Wednesday, 2 November 2011

Absurd Revenge

The Chinese government was not satisfied with holding artist and activist Ai Weiwei -- illegally -- for nearly three months. The authorities have now slapped him with a 15 million RMB tax bill for back taxes and fines he apparently did not pay. He has 15 days to pay up.

However Ai feels the government's action is more a reprisal for his criticism of the the Communist Party.

"If it's a tax problem, I'll pay. But if it's not, I won't pay," he said.

He told the BBC he is only a designer in the design company Fake Cultural Development that his wife Lu Qing is the legal representative of. He added there were only three employees in the company.

Ai said his wife was given two notifications stating he had to pay more than 15 million RMB -- 6.8 million RMB in back taxes, 6.8 million RMB in penalties and around 3 million RMB for interest in delayed payments.

His lawyer Pu Zhiqiang thinks Ai will probably lose his freedom if he is not able to pay up.

"The penalty is targeting the [Fake] company... but if Ai and his company refuse to pay, the worst situation is that Ai will be arrested again by the authorities," Pu said. "The whole matter is ridiculous because so far there is no evidence to show that the [firm] is involved in tax evasion. And there is also a lack of an open and fair hearing on this case."

Pu added the authorities confiscated the original documents from Ai's company, including its account books and records of its operations so they cannot check if these allegations are correct.

In addition, officials did not specify any particular transactions or dates when the company apparently failed to file their tax reports, Pu said.

"Accounts for tax purposes should be investigated by the tax bureau, not the police. But it's the police that took me away to an unknown place for 81 days to investigate taxes, Ai said yesterday.

"I just want to say, if a country is determined to do something in the world, it's a must to protect every citizen's human rights well [and] building up a fair legal system [is] the only option," said Ai. "However, I am feeling so [unsafe] in my country."

Ai felt the authorities were targeting him because even though he insisted he was only the designer of the company, the authorities claimed he was the "actual controller" of the firm.

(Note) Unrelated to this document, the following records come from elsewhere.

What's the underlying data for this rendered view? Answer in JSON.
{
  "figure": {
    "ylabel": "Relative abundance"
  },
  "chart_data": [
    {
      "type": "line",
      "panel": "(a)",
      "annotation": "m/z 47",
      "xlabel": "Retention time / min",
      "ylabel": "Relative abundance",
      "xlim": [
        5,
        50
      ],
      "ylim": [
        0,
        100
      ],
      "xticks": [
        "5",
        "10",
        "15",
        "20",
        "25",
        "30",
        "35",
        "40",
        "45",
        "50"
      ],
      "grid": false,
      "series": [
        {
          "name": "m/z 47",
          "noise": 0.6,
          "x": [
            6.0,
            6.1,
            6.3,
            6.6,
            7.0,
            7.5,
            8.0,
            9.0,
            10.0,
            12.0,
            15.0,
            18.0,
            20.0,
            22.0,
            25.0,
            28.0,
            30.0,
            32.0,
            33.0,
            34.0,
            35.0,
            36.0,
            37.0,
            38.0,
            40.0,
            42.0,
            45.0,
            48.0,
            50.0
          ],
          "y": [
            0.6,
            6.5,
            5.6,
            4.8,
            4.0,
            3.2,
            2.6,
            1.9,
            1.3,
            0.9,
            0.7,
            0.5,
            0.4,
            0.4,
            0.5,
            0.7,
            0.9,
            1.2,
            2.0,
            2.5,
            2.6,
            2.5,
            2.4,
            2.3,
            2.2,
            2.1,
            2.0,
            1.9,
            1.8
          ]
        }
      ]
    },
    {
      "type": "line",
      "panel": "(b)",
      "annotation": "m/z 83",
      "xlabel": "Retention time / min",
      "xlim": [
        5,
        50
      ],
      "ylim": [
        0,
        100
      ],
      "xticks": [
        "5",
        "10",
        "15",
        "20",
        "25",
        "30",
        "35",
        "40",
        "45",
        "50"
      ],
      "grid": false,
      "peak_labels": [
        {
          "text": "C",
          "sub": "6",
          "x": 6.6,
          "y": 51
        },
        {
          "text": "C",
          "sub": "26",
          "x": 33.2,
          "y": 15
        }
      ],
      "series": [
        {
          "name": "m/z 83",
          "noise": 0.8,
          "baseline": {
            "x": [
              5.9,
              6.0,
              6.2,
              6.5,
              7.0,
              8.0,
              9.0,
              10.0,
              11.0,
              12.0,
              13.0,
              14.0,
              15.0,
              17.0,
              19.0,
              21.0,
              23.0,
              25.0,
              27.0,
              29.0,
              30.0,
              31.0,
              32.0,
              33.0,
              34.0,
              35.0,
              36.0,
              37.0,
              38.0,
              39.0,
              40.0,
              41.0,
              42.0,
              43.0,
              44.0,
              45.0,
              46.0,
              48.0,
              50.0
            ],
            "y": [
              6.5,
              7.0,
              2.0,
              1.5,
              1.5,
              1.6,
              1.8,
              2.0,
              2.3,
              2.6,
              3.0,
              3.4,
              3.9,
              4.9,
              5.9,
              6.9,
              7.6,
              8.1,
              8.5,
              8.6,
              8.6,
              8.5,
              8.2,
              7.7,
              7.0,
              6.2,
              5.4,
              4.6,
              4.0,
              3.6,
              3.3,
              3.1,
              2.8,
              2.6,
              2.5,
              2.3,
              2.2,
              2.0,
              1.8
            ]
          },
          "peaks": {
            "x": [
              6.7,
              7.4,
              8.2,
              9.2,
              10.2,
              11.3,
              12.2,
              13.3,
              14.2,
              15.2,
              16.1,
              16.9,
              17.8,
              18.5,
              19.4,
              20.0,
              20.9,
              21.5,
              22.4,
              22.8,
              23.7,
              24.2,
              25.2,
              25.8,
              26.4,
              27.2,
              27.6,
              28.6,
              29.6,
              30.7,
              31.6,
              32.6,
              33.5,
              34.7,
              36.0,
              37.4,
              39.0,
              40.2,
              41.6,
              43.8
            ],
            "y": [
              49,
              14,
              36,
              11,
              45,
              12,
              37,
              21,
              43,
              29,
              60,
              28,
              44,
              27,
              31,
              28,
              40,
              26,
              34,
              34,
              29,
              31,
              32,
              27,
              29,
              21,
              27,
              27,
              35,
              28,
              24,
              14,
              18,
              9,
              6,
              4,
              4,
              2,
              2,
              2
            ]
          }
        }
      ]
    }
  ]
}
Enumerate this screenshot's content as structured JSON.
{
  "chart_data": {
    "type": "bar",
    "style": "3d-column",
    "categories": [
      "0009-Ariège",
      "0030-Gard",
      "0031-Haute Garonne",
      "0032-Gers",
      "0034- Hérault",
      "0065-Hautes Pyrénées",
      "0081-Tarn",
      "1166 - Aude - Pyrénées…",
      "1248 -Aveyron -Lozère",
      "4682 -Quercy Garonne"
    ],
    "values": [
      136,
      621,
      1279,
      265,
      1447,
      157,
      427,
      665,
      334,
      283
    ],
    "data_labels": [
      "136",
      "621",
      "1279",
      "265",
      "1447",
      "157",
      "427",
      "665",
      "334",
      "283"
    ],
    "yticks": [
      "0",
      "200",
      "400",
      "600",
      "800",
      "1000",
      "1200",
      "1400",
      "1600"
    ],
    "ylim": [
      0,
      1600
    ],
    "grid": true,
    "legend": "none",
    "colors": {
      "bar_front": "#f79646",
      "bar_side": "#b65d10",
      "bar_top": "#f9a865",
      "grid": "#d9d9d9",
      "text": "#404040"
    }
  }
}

"They finally made up this new title... I know this matter is targeted at me. The authorities warned that they would give me a hard time when I was detained," Ai said.

"The officials [from the Beijing taxation bureau] said that they are not fining me, but the Fake company. But when I asked: 'Why was my name singled out by the government, at the Foreign Ministry briefings?' They still said to me: 'This has nothing to do with you.'"

On his Twitter page, Ai wrote: "They [taxation officials] told me seriously: 'If the country says you have evaded taxes, then you must have evaded them.'"

He noted discrepancies in the tax amounts the authorities were charging him. He said when he was first detained in April the amount was 60 million RMB, and then after his release it dropped down to 20 million RMB.

"Now the authorities say they will set me free if I pay the [15 million RMB], set according to my financial capability," he said.

After the entire fiasco of detaining him and the massive international outcry, the authorities will not let go of Ai. It wants revenge, albeit a financial one to punish him for how he has made them look silly.

But in fact they are the ones creating more grief for themselves

In his interview with the BBC, the interviewer asked Ai how he was going to pay the fine. He said perhaps they would have to sell the family home and of course most people will be sympathetic to Ai's cause even more.

To make up monetary amounts for Ai to pay is outrageous without any clear indication of exactly what his company has done wrong.

But this is China, where they will do whatever they need to do to prove to themselves they are still in power.